В этом месте имеется в виду утвердить сердце не через добродетель, а через нечувствительность. Ведь всякий дух, который подчиняет себя соображениям внутренней строгости, размягчается от боязни этого, и его пронзает стрела Божественного страха, потому что нетвердая душа действует по смирению. А всякое упрямство нечувствительности твердеет — словно утверждается сердце, — так что его не поражают стрелы страха Божия. Поэтому Господь милосердно говорит некоторым через пророка: Возьму от вас сердце каменное, и дам вам сердце плотяное [225]. Разумеется, Он забирает каменное сердце, когда отнимает у нас черствость гордости и подает плотяное сердце, когда затем ту же нашу. черствость обращает в чувствительность. Через руки же, как мы неоднократно учили, обозначаются дела. Итак, гордиться добродетелью в делах, в противность благодати Щедродателя, — это значит воздевать к Богу руки с виною. Ведь тот, кто, говоря перед лицом Вечного Судии, приписывает себе, что он сделал доброго, протягивает к Богу руки с гордостью. Очевидно, что негодные на избранных, еретики на правоверных всегда нападают так, что, когда они не могут порицать дела, они силятся осуждать за гордость в делах, поскольку тех, кого они не могут обличить в худой деятельности, они обвиняют в грехе гордости. Поэтому они и то доброе, что бывает видимо, они уже совсем не считают добрым, так как это будто бы бывает показываемо по побуждению гордого помысла.
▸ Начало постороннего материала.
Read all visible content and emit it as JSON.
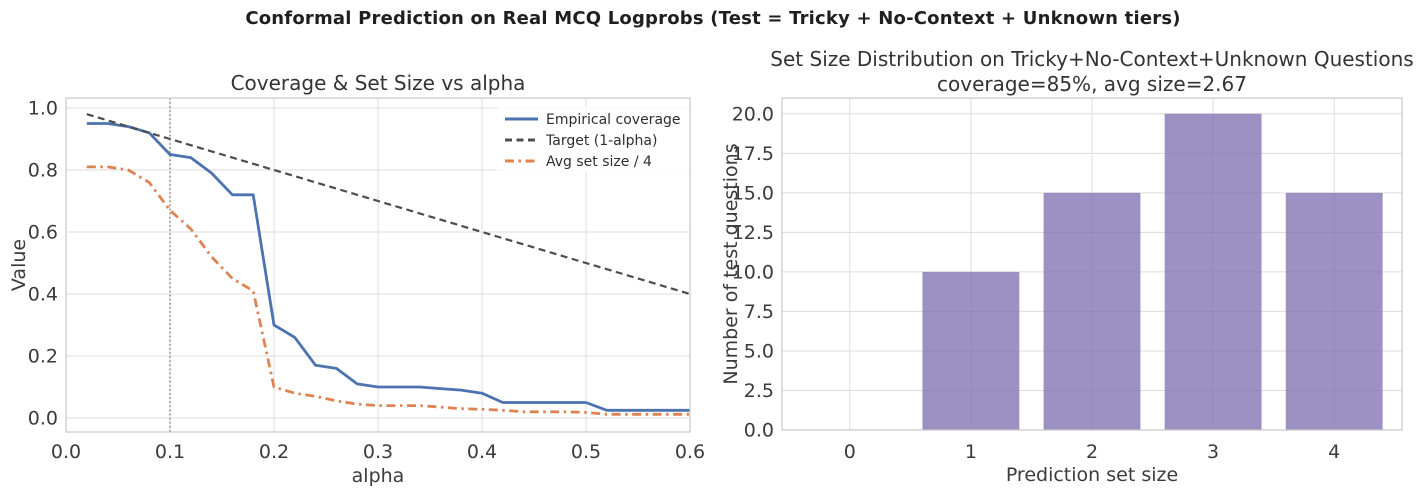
{
  "figure_title": "Conformal Prediction on Real MCQ Logprobs (Test = Tricky + No-Context + Unknown tiers)",
  "colors": {
    "coverage_line": "#4C72B0",
    "target_line": "#4d4d4d",
    "avg_set_size_line": "#DD8452",
    "bar_fill": "#8172B3",
    "vline": "#7f7f7f",
    "grid": "#dcdcdc",
    "spine": "#c8c8c8",
    "tick_text": "#3b3b3b",
    "title_text": "#333333",
    "background": "#ffffff"
  },
  "chart_data": [
    {
      "type": "line",
      "title": "Coverage & Set Size vs alpha",
      "xlabel": "alpha",
      "ylabel": "Value",
      "xlim": [
        0.0,
        0.6
      ],
      "ylim": [
        -0.045,
        1.035
      ],
      "xticks": [
        0.0,
        0.1,
        0.2,
        0.3,
        0.4,
        0.5,
        0.6
      ],
      "yticks": [
        0.0,
        0.2,
        0.4,
        0.6,
        0.8,
        1.0
      ],
      "grid": true,
      "legend_position": "upper right",
      "vline_x": 0.1,
      "x": [
        0.02,
        0.04,
        0.06,
        0.08,
        0.1,
        0.12,
        0.14,
        0.16,
        0.18,
        0.2,
        0.22,
        0.24,
        0.26,
        0.28,
        0.3,
        0.32,
        0.34,
        0.36,
        0.38,
        0.4,
        0.42,
        0.44,
        0.46,
        0.48,
        0.5,
        0.52,
        0.54,
        0.56,
        0.58,
        0.6
      ],
      "series": [
        {
          "name": "Empirical coverage",
          "style": "solid",
          "color": "#4C72B0",
          "values": [
            0.95,
            0.95,
            0.94,
            0.92,
            0.85,
            0.84,
            0.79,
            0.72,
            0.72,
            0.3,
            0.26,
            0.17,
            0.16,
            0.11,
            0.1,
            0.1,
            0.1,
            0.095,
            0.09,
            0.08,
            0.05,
            0.05,
            0.05,
            0.05,
            0.05,
            0.025,
            0.025,
            0.025,
            0.025,
            0.025
          ]
        },
        {
          "name": "Target (1-alpha)",
          "style": "dashed",
          "color": "#4d4d4d",
          "values": [
            0.98,
            0.96,
            0.94,
            0.92,
            0.9,
            0.88,
            0.86,
            0.84,
            0.82,
            0.8,
            0.78,
            0.76,
            0.74,
            0.72,
            0.7,
            0.68,
            0.66,
            0.64,
            0.62,
            0.6,
            0.58,
            0.56,
            0.54,
            0.52,
            0.5,
            0.48,
            0.46,
            0.44,
            0.42,
            0.4
          ]
        },
        {
          "name": "Avg set size / 4",
          "style": "dashdot",
          "color": "#DD8452",
          "values": [
            0.81,
            0.81,
            0.8,
            0.76,
            0.67,
            0.61,
            0.52,
            0.45,
            0.41,
            0.1,
            0.08,
            0.07,
            0.055,
            0.045,
            0.04,
            0.04,
            0.04,
            0.035,
            0.03,
            0.028,
            0.025,
            0.02,
            0.02,
            0.02,
            0.018,
            0.012,
            0.012,
            0.012,
            0.012,
            0.012
          ]
        }
      ]
    },
    {
      "type": "bar",
      "title": "Set Size Distribution on Tricky+No-Context+Unknown Questions",
      "subtitle": "coverage=85%, avg size=2.67",
      "xlabel": "Prediction set size",
      "ylabel": "Number of test questions",
      "categories": [
        0,
        1,
        2,
        3,
        4
      ],
      "values": [
        0,
        10,
        15,
        20,
        15
      ],
      "yticks": [
        0.0,
        2.5,
        5.0,
        7.5,
        10.0,
        12.5,
        15.0,
        17.5,
        20.0
      ],
      "ylim": [
        0,
        21
      ],
      "grid": true,
      "bar_color": "#8172B3"
    }
  ]
}
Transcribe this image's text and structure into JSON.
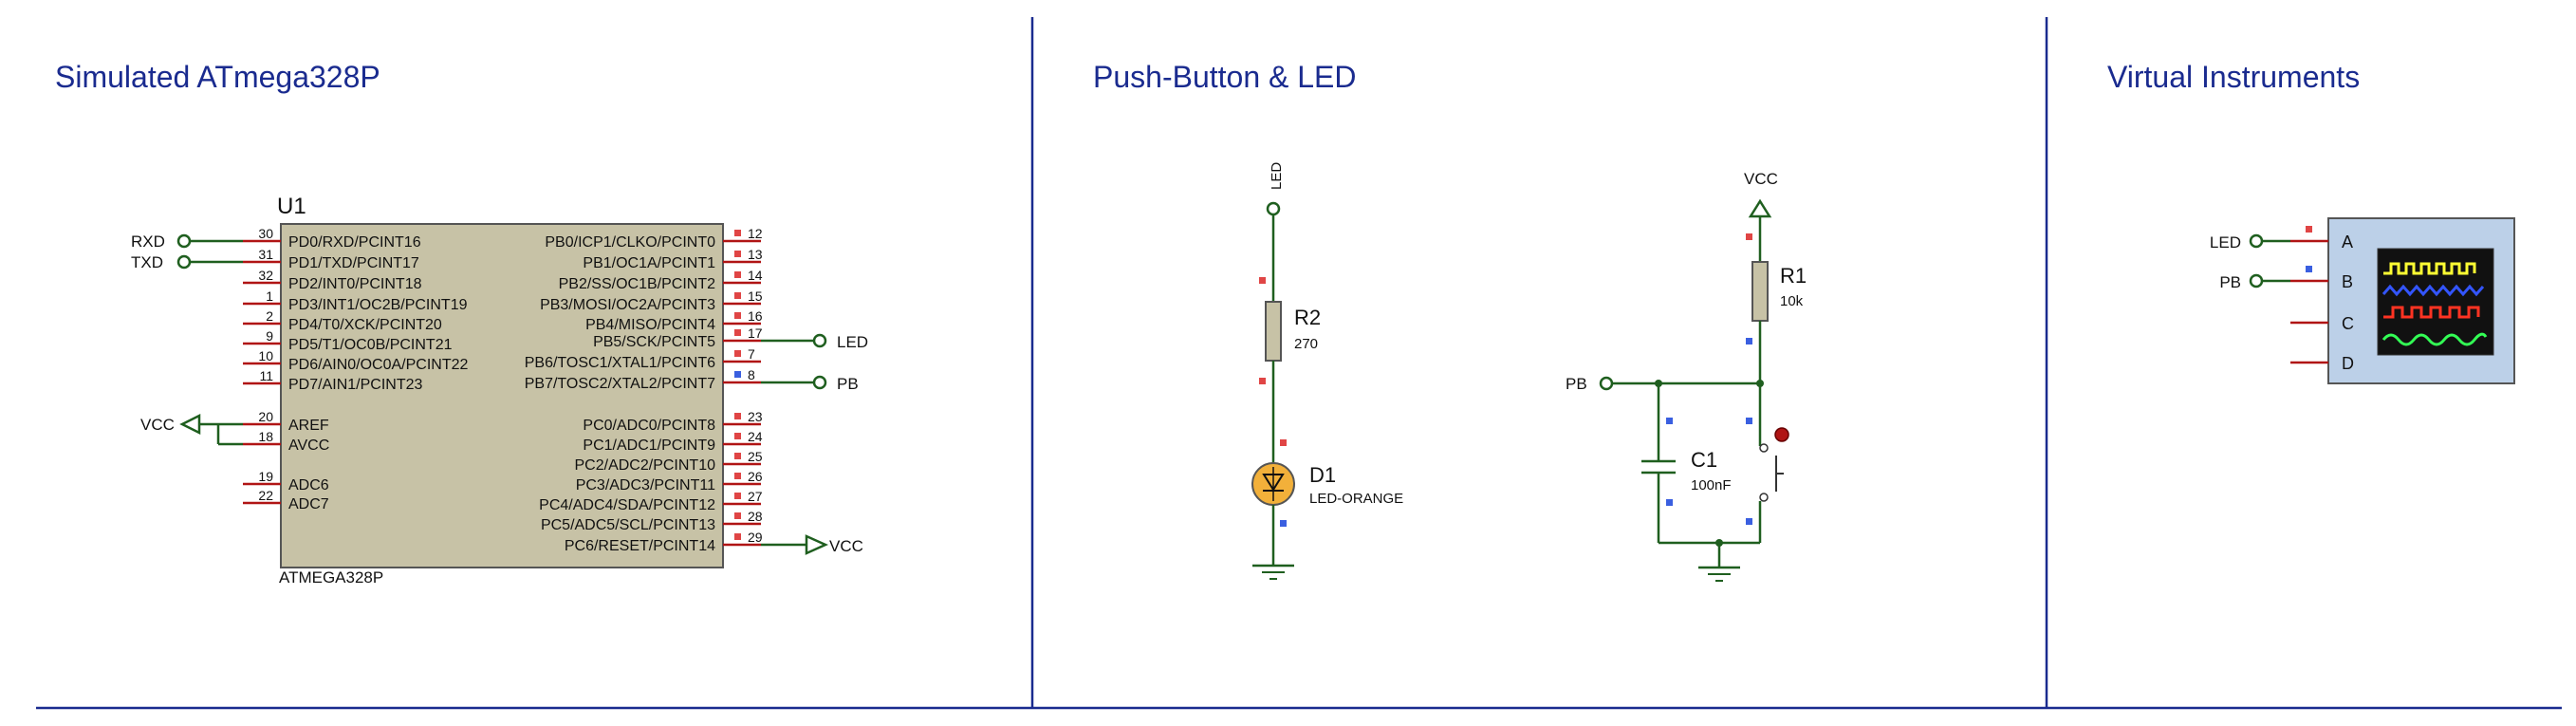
{
  "sections": {
    "mcu_title": "Simulated ATmega328P",
    "button_led_title": "Push-Button & LED",
    "instruments_title": "Virtual Instruments"
  },
  "colors": {
    "title": "#1a2b8f",
    "border": "#1a2b8f",
    "wire": "#1f5f1f",
    "pin": "#b01414",
    "chip_fill": "#c7c2a6",
    "chip_stroke": "#555555",
    "red_marker": "#e04545",
    "blue_marker": "#3a5fe0",
    "led_fill": "#f2b03a",
    "scope_bg": "#bcd0e8",
    "trace_a": "#ffff33",
    "trace_b": "#3355ff",
    "trace_c": "#ff3322",
    "trace_d": "#33ff55"
  },
  "mcu": {
    "ref": "U1",
    "part": "ATMEGA328P",
    "left_pins": [
      {
        "num": "30",
        "label": "PD0/RXD/PCINT16"
      },
      {
        "num": "31",
        "label": "PD1/TXD/PCINT17"
      },
      {
        "num": "32",
        "label": "PD2/INT0/PCINT18"
      },
      {
        "num": "1",
        "label": "PD3/INT1/OC2B/PCINT19"
      },
      {
        "num": "2",
        "label": "PD4/T0/XCK/PCINT20"
      },
      {
        "num": "9",
        "label": "PD5/T1/OC0B/PCINT21"
      },
      {
        "num": "10",
        "label": "PD6/AIN0/OC0A/PCINT22"
      },
      {
        "num": "11",
        "label": "PD7/AIN1/PCINT23"
      },
      {
        "num": "20",
        "label": "AREF"
      },
      {
        "num": "18",
        "label": "AVCC"
      },
      {
        "num": "19",
        "label": "ADC6"
      },
      {
        "num": "22",
        "label": "ADC7"
      }
    ],
    "right_pins": [
      {
        "num": "12",
        "label": "PB0/ICP1/CLKO/PCINT0"
      },
      {
        "num": "13",
        "label": "PB1/OC1A/PCINT1"
      },
      {
        "num": "14",
        "label": "PB2/SS/OC1B/PCINT2"
      },
      {
        "num": "15",
        "label": "PB3/MOSI/OC2A/PCINT3"
      },
      {
        "num": "16",
        "label": "PB4/MISO/PCINT4"
      },
      {
        "num": "17",
        "label": "PB5/SCK/PCINT5"
      },
      {
        "num": "7",
        "label": "PB6/TOSC1/XTAL1/PCINT6"
      },
      {
        "num": "8",
        "label": "PB7/TOSC2/XTAL2/PCINT7"
      },
      {
        "num": "23",
        "label": "PC0/ADC0/PCINT8"
      },
      {
        "num": "24",
        "label": "PC1/ADC1/PCINT9"
      },
      {
        "num": "25",
        "label": "PC2/ADC2/PCINT10"
      },
      {
        "num": "26",
        "label": "PC3/ADC3/PCINT11"
      },
      {
        "num": "27",
        "label": "PC4/ADC4/SDA/PCINT12"
      },
      {
        "num": "28",
        "label": "PC5/ADC5/SCL/PCINT13"
      },
      {
        "num": "29",
        "label": "PC6/RESET/PCINT14"
      }
    ],
    "terminals": {
      "rxd": "RXD",
      "txd": "TXD",
      "vcc_left": "VCC",
      "led": "LED",
      "pb": "PB",
      "vcc_right": "VCC"
    }
  },
  "led_circuit": {
    "terminal": "LED",
    "resistor": {
      "ref": "R2",
      "value": "270"
    },
    "diode": {
      "ref": "D1",
      "value": "LED-ORANGE"
    }
  },
  "button_circuit": {
    "vcc": "VCC",
    "pb_terminal": "PB",
    "resistor": {
      "ref": "R1",
      "value": "10k"
    },
    "capacitor": {
      "ref": "C1",
      "value": "100nF"
    }
  },
  "scope": {
    "inputs": [
      {
        "channel": "A",
        "signal": "LED"
      },
      {
        "channel": "B",
        "signal": "PB"
      },
      {
        "channel": "C",
        "signal": ""
      },
      {
        "channel": "D",
        "signal": ""
      }
    ]
  }
}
Гордые, которые часто порицают смиренное, не знают, что своими речами они наносят удар по самим себе.
220
Ср.: Иов. 11:12. У святителя Григория данные слова приведены в полном соответствии с Вульгатой Климента, но такое чтение сильно расходится с Септуагинтой (ср.: ἀνθρωπος δὲ ἄλλως vήχεται λόγοις) и с Синодальным текстом (ср.:
221
Ср.: Иов. 11, 12. И эта часть стиха у святителя Григория совпадает с Вульгатой Климента, но расходится с Септуагинтой (ср.: βροτὀς δὲ γεννητὸς γυναικὸς ἴσα ὄνῳ ἐρημίτῃ) и с Синодальным текстом (ср.: Хотя человек рождается подобно дикому осленку).
224
Иов. 11:13. Цитация этого стиха у святителя Григория совпадает с Вульгатой Климента, но отличается от Синодального текста тем, что в последнем употреблен условный период (ср.: Если ты управишь сердце твое и прострешь к Нему руки твои), причем условный период в этом стихе есть также в Новой Вульгате (ср.: Tu autem, si cor tuum firmaveris et expanderis ad eum manus tuas) и в Септуагинте (cp.: εἰ γὰρ σὺ καθαρὰν ἕθου τήν καρδιαν σου ὑπτιάζεις δὲ χεῖρας πρὸς αὐτόν).
225
Ср.: Иез. 36:26. Β Вульгате Климента этот стих читается так: Auferam cor lapideum de carne vestra, et dabo vobis cor carneum, — a в Синодальном тексте: Возьму из плоти вашей сердце каменное, и дам вам сердце плотяное.